Le programme 103, « Accompagnement des mutations économiques et développement de l'emploi », doté de 5,81 milliards, doit prévenir l'impact des restructurations et permettre aux personnes, aux entreprises et aux territoires de s'adapter et de gérer au mieux leur nécessaire reconversion.

Le plan de cohésion sociale a fixé pour l'apprentissage un objectif ambitieux de 500 000 apprentis d'ici à la fin de l'année 2009 mais le manque de centres de formation, la réticence des chefs d'entreprise à prendre des apprentis et surtout la faible motivation des jeunes à entrer en apprentissage, alors que le collège unique les pousse à passer le bac qui ne les mène trop souvent qu'au chômage, font douter de sa réalisation.

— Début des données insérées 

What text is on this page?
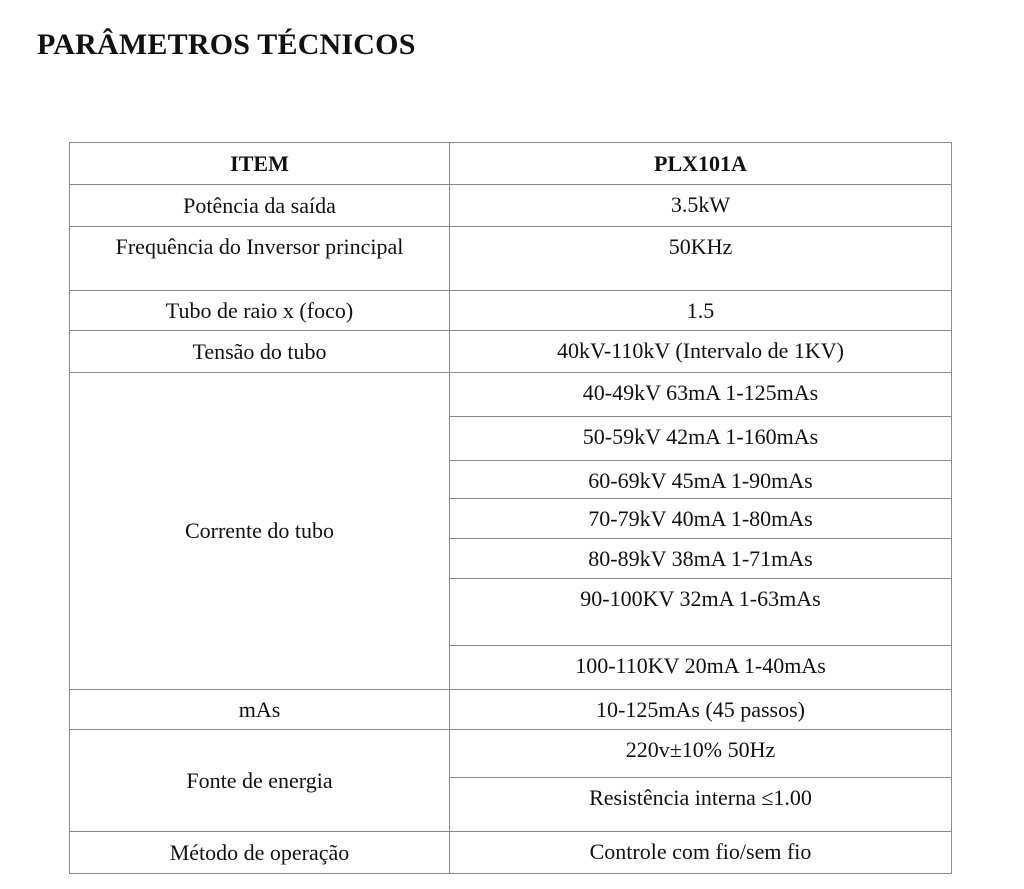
PARÂMETROS TÉCNICOS
ITEM	PLX101A
Potência da saída	3.5kW
Frequência do Inversor principal	50KHz
Tubo de raio x (foco)	1.5
Tensão do tubo	40kV-110kV (Intervalo de 1KV)
Corrente do tubo	40-49kV 63mA 1-125mAs
	50-59kV 42mA 1-160mAs
	60-69kV 45mA 1-90mAs
	70-79kV 40mA 1-80mAs
	80-89kV 38mA 1-71mAs
	90-100KV 32mA 1-63mAs
	100-110KV 20mA 1-40mAs
mAs	10-125mAs (45 passos)
Fonte de energia	220v±10% 50Hz
	Resistência interna ≤1.00
Método de operação	Controle com fio/sem fio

On ignore à combien de jeunes ce programme a permis de trouver un emploi. Un rapport annuel de performances devra désormais être établi à la fin de chaque exercice, qui devrait nous permettre d'en savoir plus en 2009.

La formation professionnelle souffre d'un système de financement trop complexe et trop lourd, dont la structure, éclatée en de multiples organismes, mériterait d'être rationnalisée. Alors que la formation continue coûte trop cher, il serait bon d'intégrer la formation professionnelle au collège dès 14 ans.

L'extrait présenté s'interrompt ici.